Once I said impatiently to my teacher, "But why don't we remember our past lives? Is it really for our good that the facts and acts of our past Iives should be shrouded in oblivion?" And he answered me with another question. "When you drink wine," he said, "you do not think it would be better, do you, if the pips and skins and stalks were left in?" And this is so. Just as in the wine we have the juice of the vintage, so in ourselves do we hold the essence of the past; it is in our instinctive tendencies; in the "intuition" we have alluded to, that in some amounts to a sense of mystical communion, or to some inner knowledge that directs; it is in our conscience; even in "those obstinate questionings that will not be stilled," we have an outcome of our Fast; and according to the wisdom of Divine ruling it is not only in our interest that we should forget the past, but to our comfort that this should be so.

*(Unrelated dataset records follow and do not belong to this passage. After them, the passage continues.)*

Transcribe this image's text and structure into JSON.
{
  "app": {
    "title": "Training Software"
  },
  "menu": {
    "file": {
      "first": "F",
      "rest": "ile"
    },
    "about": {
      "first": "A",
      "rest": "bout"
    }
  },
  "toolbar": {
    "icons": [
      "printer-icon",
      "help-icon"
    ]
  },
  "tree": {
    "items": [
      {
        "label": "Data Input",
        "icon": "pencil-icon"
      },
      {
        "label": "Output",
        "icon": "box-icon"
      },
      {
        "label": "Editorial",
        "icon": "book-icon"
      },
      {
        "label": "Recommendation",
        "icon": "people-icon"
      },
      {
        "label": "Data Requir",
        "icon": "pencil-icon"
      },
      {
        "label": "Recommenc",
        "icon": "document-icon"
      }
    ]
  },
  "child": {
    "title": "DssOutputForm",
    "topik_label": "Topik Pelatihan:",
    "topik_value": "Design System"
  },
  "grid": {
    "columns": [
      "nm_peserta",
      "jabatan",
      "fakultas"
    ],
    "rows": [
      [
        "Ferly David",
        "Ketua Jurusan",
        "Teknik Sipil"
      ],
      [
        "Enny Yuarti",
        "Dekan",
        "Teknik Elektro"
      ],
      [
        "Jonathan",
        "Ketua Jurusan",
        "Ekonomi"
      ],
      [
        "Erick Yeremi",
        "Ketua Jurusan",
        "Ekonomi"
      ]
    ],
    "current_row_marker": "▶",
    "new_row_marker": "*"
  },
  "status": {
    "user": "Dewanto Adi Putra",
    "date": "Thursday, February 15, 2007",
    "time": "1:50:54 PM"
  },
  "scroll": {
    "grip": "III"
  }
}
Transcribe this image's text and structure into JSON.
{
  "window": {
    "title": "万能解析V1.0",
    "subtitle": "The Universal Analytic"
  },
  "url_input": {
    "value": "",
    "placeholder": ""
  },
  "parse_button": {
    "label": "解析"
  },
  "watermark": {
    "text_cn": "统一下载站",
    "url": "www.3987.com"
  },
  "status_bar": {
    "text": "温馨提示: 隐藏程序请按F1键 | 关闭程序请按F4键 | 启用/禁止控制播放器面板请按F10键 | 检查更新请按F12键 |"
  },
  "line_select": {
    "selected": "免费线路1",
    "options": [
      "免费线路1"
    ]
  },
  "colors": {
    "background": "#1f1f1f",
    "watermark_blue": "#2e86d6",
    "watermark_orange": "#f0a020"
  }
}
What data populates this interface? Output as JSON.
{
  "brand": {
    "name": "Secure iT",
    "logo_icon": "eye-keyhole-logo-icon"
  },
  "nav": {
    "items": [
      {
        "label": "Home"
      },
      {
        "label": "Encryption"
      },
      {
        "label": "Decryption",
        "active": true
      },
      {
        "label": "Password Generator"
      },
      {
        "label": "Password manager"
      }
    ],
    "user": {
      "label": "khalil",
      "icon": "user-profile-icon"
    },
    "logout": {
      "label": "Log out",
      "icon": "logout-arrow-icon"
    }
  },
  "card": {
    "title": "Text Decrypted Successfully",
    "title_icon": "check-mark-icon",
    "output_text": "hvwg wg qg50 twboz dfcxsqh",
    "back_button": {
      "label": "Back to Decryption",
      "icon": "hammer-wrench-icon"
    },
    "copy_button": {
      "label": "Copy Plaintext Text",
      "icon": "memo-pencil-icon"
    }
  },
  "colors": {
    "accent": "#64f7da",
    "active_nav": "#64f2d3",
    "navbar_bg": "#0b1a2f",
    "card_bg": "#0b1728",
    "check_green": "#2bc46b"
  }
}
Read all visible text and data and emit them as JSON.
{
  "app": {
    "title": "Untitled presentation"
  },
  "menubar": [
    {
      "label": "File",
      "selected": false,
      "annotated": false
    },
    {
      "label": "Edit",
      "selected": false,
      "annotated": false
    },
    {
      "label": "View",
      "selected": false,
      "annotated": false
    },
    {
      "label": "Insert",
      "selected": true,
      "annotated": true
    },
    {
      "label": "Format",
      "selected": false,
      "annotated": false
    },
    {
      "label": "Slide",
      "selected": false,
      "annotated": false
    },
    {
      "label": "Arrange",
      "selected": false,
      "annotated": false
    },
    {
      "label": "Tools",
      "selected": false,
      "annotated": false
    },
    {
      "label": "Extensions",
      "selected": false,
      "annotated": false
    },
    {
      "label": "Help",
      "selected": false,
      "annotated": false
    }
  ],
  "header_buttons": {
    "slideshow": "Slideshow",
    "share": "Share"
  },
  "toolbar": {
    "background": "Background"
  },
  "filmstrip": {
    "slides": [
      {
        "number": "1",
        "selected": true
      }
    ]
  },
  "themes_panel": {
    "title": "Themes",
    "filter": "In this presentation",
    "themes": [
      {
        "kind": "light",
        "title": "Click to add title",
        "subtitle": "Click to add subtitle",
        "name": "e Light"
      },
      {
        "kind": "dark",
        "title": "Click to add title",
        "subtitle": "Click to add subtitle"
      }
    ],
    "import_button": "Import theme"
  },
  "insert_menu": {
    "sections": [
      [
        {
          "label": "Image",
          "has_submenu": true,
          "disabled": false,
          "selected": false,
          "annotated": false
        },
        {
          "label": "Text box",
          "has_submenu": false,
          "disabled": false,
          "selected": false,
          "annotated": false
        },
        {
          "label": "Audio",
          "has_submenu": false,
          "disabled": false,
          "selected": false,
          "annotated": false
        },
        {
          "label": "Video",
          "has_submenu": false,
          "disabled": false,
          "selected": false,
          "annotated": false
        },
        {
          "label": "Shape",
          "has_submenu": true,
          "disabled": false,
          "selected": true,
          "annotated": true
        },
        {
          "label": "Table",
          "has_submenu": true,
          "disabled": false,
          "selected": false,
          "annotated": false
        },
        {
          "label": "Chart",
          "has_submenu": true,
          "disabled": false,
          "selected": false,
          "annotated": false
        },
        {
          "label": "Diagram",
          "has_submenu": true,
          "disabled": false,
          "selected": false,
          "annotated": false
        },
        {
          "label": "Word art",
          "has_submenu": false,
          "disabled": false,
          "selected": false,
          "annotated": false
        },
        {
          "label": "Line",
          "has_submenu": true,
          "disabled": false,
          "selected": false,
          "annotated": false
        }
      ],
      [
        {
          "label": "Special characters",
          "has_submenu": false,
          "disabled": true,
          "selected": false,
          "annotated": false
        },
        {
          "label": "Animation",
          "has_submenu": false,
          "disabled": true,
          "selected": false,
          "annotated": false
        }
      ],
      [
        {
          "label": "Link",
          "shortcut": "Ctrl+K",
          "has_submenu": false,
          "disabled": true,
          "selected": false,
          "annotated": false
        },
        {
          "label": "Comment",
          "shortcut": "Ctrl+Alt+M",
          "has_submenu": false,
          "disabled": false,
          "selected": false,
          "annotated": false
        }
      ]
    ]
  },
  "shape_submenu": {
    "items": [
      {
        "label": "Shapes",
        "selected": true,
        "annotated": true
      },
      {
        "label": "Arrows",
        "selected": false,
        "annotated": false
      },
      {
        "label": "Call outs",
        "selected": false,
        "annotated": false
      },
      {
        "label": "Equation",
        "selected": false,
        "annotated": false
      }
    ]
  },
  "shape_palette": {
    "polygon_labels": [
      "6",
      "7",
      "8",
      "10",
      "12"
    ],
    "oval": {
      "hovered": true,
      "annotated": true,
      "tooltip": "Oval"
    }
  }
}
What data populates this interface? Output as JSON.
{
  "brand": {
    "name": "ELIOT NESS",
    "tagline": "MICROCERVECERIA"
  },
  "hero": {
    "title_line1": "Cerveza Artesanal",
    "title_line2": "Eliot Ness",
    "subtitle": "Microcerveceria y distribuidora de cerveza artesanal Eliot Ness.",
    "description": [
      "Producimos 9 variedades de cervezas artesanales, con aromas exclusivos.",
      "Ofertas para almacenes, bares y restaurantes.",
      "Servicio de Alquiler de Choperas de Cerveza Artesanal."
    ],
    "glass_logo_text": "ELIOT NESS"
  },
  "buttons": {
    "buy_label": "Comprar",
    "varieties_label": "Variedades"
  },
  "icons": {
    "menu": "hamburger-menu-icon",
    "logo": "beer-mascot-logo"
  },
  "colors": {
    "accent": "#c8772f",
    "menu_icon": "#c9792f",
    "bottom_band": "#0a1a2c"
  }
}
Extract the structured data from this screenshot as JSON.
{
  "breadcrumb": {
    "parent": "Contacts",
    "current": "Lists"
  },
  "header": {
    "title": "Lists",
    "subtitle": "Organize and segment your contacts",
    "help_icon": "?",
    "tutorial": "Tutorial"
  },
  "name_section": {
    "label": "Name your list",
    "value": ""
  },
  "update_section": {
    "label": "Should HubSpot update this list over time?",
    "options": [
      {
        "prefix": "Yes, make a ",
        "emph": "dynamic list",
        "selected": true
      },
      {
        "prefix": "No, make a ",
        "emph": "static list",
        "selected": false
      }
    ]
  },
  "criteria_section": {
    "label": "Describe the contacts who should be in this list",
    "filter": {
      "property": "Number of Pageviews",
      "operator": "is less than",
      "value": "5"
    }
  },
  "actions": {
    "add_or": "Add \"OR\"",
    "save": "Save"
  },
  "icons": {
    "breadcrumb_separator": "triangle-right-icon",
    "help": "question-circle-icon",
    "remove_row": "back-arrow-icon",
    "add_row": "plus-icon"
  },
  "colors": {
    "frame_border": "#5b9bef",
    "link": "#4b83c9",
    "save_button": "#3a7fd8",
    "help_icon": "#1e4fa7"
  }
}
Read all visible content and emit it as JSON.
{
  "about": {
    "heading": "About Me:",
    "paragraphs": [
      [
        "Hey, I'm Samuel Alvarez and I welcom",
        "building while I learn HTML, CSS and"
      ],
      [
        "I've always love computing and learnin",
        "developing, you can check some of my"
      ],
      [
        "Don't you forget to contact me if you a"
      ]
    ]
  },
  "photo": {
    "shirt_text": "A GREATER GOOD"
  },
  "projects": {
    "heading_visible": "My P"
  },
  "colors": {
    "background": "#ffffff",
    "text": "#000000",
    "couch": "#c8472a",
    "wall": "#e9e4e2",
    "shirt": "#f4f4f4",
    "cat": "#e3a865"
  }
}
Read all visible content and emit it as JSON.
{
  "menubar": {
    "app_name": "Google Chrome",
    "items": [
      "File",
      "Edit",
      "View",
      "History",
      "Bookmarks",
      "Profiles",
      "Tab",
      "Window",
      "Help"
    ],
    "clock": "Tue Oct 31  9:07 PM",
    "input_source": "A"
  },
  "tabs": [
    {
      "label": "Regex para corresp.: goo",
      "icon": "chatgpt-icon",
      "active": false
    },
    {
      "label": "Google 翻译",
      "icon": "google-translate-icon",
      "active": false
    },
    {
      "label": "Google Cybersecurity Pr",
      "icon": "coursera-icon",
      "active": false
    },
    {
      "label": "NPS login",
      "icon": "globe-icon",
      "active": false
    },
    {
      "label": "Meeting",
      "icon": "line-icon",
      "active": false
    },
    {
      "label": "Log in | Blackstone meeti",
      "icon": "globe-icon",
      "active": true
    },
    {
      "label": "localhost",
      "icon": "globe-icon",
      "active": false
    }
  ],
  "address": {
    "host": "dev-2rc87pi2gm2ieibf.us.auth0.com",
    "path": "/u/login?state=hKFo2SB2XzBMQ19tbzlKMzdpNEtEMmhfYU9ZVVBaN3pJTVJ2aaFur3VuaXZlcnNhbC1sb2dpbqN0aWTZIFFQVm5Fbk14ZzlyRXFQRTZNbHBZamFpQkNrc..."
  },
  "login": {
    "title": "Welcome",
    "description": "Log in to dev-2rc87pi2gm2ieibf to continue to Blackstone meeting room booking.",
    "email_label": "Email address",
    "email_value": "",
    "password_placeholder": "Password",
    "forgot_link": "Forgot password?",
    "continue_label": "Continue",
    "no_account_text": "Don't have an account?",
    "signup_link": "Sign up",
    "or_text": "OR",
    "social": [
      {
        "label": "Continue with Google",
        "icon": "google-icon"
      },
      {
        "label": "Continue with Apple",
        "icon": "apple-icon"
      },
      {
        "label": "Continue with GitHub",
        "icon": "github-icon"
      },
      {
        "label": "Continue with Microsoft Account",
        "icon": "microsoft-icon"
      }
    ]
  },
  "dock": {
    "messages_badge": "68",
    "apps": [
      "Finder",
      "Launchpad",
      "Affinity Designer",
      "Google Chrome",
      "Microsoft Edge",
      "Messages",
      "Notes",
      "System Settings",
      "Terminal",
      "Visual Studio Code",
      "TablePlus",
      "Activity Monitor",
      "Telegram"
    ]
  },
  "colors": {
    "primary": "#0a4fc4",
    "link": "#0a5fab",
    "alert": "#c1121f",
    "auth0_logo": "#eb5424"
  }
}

NOW LET us see how the Key pattern deals with all this. It is composed of eight lines — five short ones and three longer. We must take it to pieces and rebuild it again in order to understand the epitome it presents of the procession of man's fate. It is a Design of Infinite Progression. It is thus broken to show that the spirit does not incarnate in fulness of being once, but, as the present school of Anthroposophists teach, the years of infancy and childhood prepare the body for the descent of the ego, when maturity, is reached and the full submerging of spirit in matter is completed. Here then is the tale told in these few lines, a pattern apparently without end and without beginning.
Wearily monotonous, you say? It is not for us to judge.
WITHOUT commencement, and with what conclusion? We cannot tell. To me there seems a noble reticence in this old design; a fitting acknowledgment of our inadequacy to so much as spell our beginning, or even to suggest an end. The ancient teaching from which it originates provides this key to the riddle, and with it a philosophy which throws at least some light upon the apparent injustice and inequalities of man's existence here on earth.
It may be seen on the window-strap in your railway compartment, and is not wholly out of place there, for it tells of the greater journey within.
Homeward he travels. All roads lead to God. Long is the way, but all reach home at last.